The most obvious risk over the past 18 months has been the impact of the Covid-19 pandemic. Massey says that none of the standard form contracts were able to ensure a fair sharing of risk between employer and contract in terms of the impact of the pandemic. “Certain contracts entitled contractors to time extensions only. As a result, contractors bore the brunt of financial losses due to the halting of construction. They also carried the costs of the additional safety measures required on active sites,” he explains.
Yet other standard form contracts allowed contractors to claim additional costs and extensions of time. Massey says that in many cases, this resulted in the employer carrying most of the financial loss and additional costs associated with the changed health and safety requirements.
Covid-19 no longer unforeseeable
Soon after Covid-19 was declared a pandemic, several attorneys began to draft clauses to more equitably address its impact, yet there are still parties concluding contracts without a Covid-19 clause. Since Covid-19 is no longer unforeseeable, parties are assumed to have allowed for the risk associated with the pandemic in a contract before entering into it, so it is really problematic not to include a Covid-19 clause.

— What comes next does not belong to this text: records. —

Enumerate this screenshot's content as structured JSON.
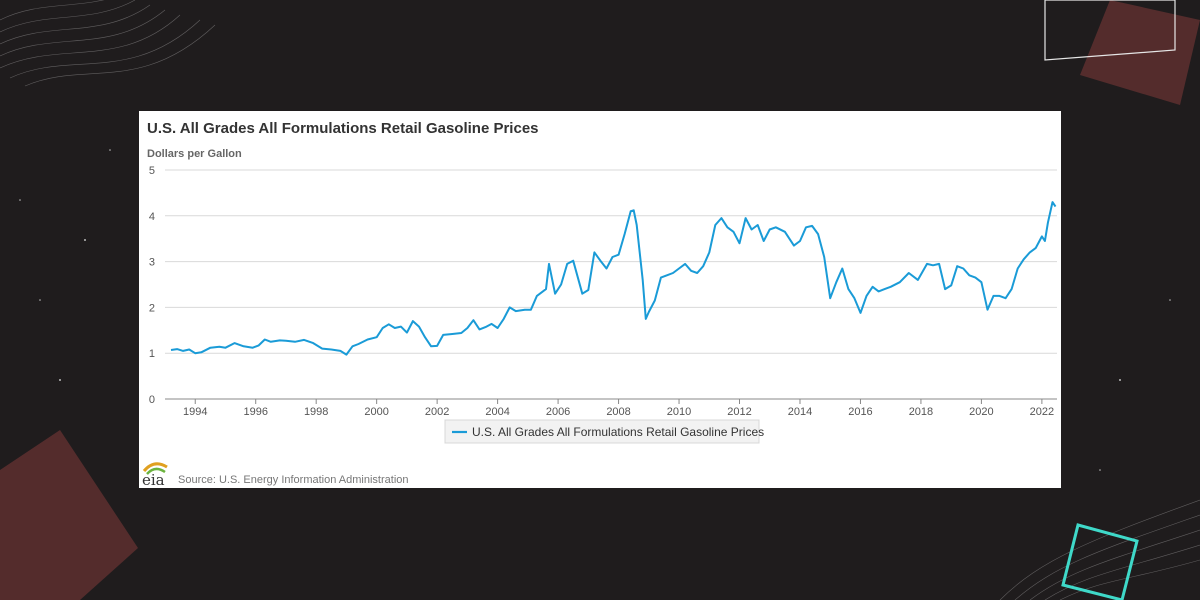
{
  "colors": {
    "background": "#1f1c1d",
    "series": "#1a9bd7",
    "accent_square": "#5a2f2f",
    "teal_square": "#3fd9c9"
  },
  "footer": {
    "source": "Source: U.S. Energy Information Administration",
    "logo_text": "eia"
  },
  "chart_data": {
    "type": "line",
    "title": "U.S. All Grades All Formulations Retail Gasoline Prices",
    "ylabel": "Dollars per Gallon",
    "xlabel": "",
    "ylim": [
      0,
      5
    ],
    "xlim": [
      1993.0,
      2022.5
    ],
    "yticks": [
      "0",
      "1",
      "2",
      "3",
      "4",
      "5"
    ],
    "xticks": [
      "1994",
      "1996",
      "1998",
      "2000",
      "2002",
      "2004",
      "2006",
      "2008",
      "2010",
      "2012",
      "2014",
      "2016",
      "2018",
      "2020",
      "2022"
    ],
    "grid": true,
    "legend": "bottom-center",
    "series": [
      {
        "name": "U.S. All Grades All Formulations Retail Gasoline Prices",
        "x": [
          1993.2,
          1993.4,
          1993.6,
          1993.8,
          1994.0,
          1994.2,
          1994.5,
          1994.8,
          1995.0,
          1995.3,
          1995.6,
          1995.9,
          1996.1,
          1996.3,
          1996.5,
          1996.8,
          1997.0,
          1997.3,
          1997.6,
          1997.9,
          1998.2,
          1998.5,
          1998.8,
          1999.0,
          1999.2,
          1999.4,
          1999.7,
          2000.0,
          2000.2,
          2000.4,
          2000.6,
          2000.8,
          2001.0,
          2001.2,
          2001.4,
          2001.6,
          2001.8,
          2002.0,
          2002.2,
          2002.5,
          2002.8,
          2003.0,
          2003.2,
          2003.4,
          2003.6,
          2003.8,
          2004.0,
          2004.2,
          2004.4,
          2004.6,
          2004.9,
          2005.1,
          2005.3,
          2005.6,
          2005.7,
          2005.9,
          2006.1,
          2006.3,
          2006.5,
          2006.8,
          2007.0,
          2007.2,
          2007.4,
          2007.6,
          2007.8,
          2008.0,
          2008.2,
          2008.4,
          2008.5,
          2008.6,
          2008.8,
          2008.9,
          2009.0,
          2009.2,
          2009.4,
          2009.6,
          2009.8,
          2010.0,
          2010.2,
          2010.4,
          2010.6,
          2010.8,
          2011.0,
          2011.2,
          2011.4,
          2011.6,
          2011.8,
          2012.0,
          2012.2,
          2012.4,
          2012.6,
          2012.8,
          2013.0,
          2013.2,
          2013.5,
          2013.8,
          2014.0,
          2014.2,
          2014.4,
          2014.6,
          2014.8,
          2015.0,
          2015.2,
          2015.4,
          2015.6,
          2015.8,
          2016.0,
          2016.2,
          2016.4,
          2016.6,
          2016.8,
          2017.0,
          2017.3,
          2017.6,
          2017.9,
          2018.2,
          2018.4,
          2018.6,
          2018.8,
          2019.0,
          2019.2,
          2019.4,
          2019.6,
          2019.8,
          2020.0,
          2020.2,
          2020.4,
          2020.6,
          2020.8,
          2021.0,
          2021.2,
          2021.4,
          2021.6,
          2021.8,
          2022.0,
          2022.1,
          2022.2,
          2022.35,
          2022.45
        ],
        "values": [
          1.07,
          1.09,
          1.05,
          1.08,
          1.0,
          1.02,
          1.12,
          1.14,
          1.12,
          1.22,
          1.15,
          1.12,
          1.17,
          1.3,
          1.25,
          1.28,
          1.27,
          1.25,
          1.29,
          1.22,
          1.1,
          1.08,
          1.05,
          0.97,
          1.15,
          1.2,
          1.3,
          1.35,
          1.55,
          1.63,
          1.55,
          1.58,
          1.45,
          1.7,
          1.58,
          1.35,
          1.15,
          1.16,
          1.4,
          1.42,
          1.44,
          1.55,
          1.72,
          1.52,
          1.57,
          1.64,
          1.55,
          1.75,
          2.0,
          1.92,
          1.95,
          1.95,
          2.25,
          2.4,
          2.95,
          2.3,
          2.5,
          2.95,
          3.02,
          2.3,
          2.38,
          3.2,
          3.02,
          2.85,
          3.1,
          3.15,
          3.6,
          4.1,
          4.12,
          3.8,
          2.6,
          1.75,
          1.9,
          2.15,
          2.65,
          2.7,
          2.75,
          2.85,
          2.95,
          2.8,
          2.75,
          2.9,
          3.2,
          3.8,
          3.95,
          3.75,
          3.65,
          3.4,
          3.95,
          3.7,
          3.8,
          3.45,
          3.7,
          3.75,
          3.65,
          3.35,
          3.45,
          3.75,
          3.78,
          3.6,
          3.1,
          2.2,
          2.55,
          2.85,
          2.4,
          2.2,
          1.88,
          2.25,
          2.45,
          2.35,
          2.4,
          2.45,
          2.55,
          2.75,
          2.6,
          2.95,
          2.92,
          2.95,
          2.4,
          2.48,
          2.9,
          2.85,
          2.7,
          2.65,
          2.55,
          1.95,
          2.25,
          2.25,
          2.2,
          2.4,
          2.85,
          3.05,
          3.2,
          3.3,
          3.55,
          3.45,
          3.85,
          4.3,
          4.2
        ]
      }
    ]
  }
}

Covid-19 clauses which are being included as particular conditions in standard form contracts typically deal with the impact of localised outbreaks of Covid-19 on site and the possible ramifications of additional lockdowns and/or changed legislation. To achieve a fair balance of risk, the parties typically agree to the contractor receiving payment for identifiable costs associated with these impacts, and extensions of time.
Greater focus on dispute avoidance
Over the past few years, dispute avoidance clauses have been included in the most common standard form contracts (FIDIC 2017 and NEC4). The purpose of these clauses is to identify early interventions to avoid or limit the extent of disputes.
“Dispute avoidance clauses require that the parties resolve their disagreements by reaching consensus, which is typically achieved with the intervention of a third party or a board. However, these dispute avoidance procedures are unlikely to prove successful in the public sector as they do not address the issues faced by public sector officials under increased scrutiny,” says Massey.
Adjudication growing in South Africa
Locally, there has been a continued increase in the use of the adjudication to resolve construction disputes, particularly in respect of public sector construction contracts. Public officials responsible for administering construction contracts are hesitant to take decisions or deal with variations and claims when they arise. The adjudication procedure allows for these issues to be referred to an independent third party for a binding decision, providing a mechanism for dealing with change – albeit slightly delayed.
“During 2020, we saw a continuation of the trends apparent in MDA’s annual adjudication survey over the past few years. The most common disputes referred for adjudication referred to claims for extension of time and related costs, followed by claims for payment of outstanding moneys. Disputes involved an amount of less than R5m and most adjudicators were appointed by agreement between the parties,” says Massey.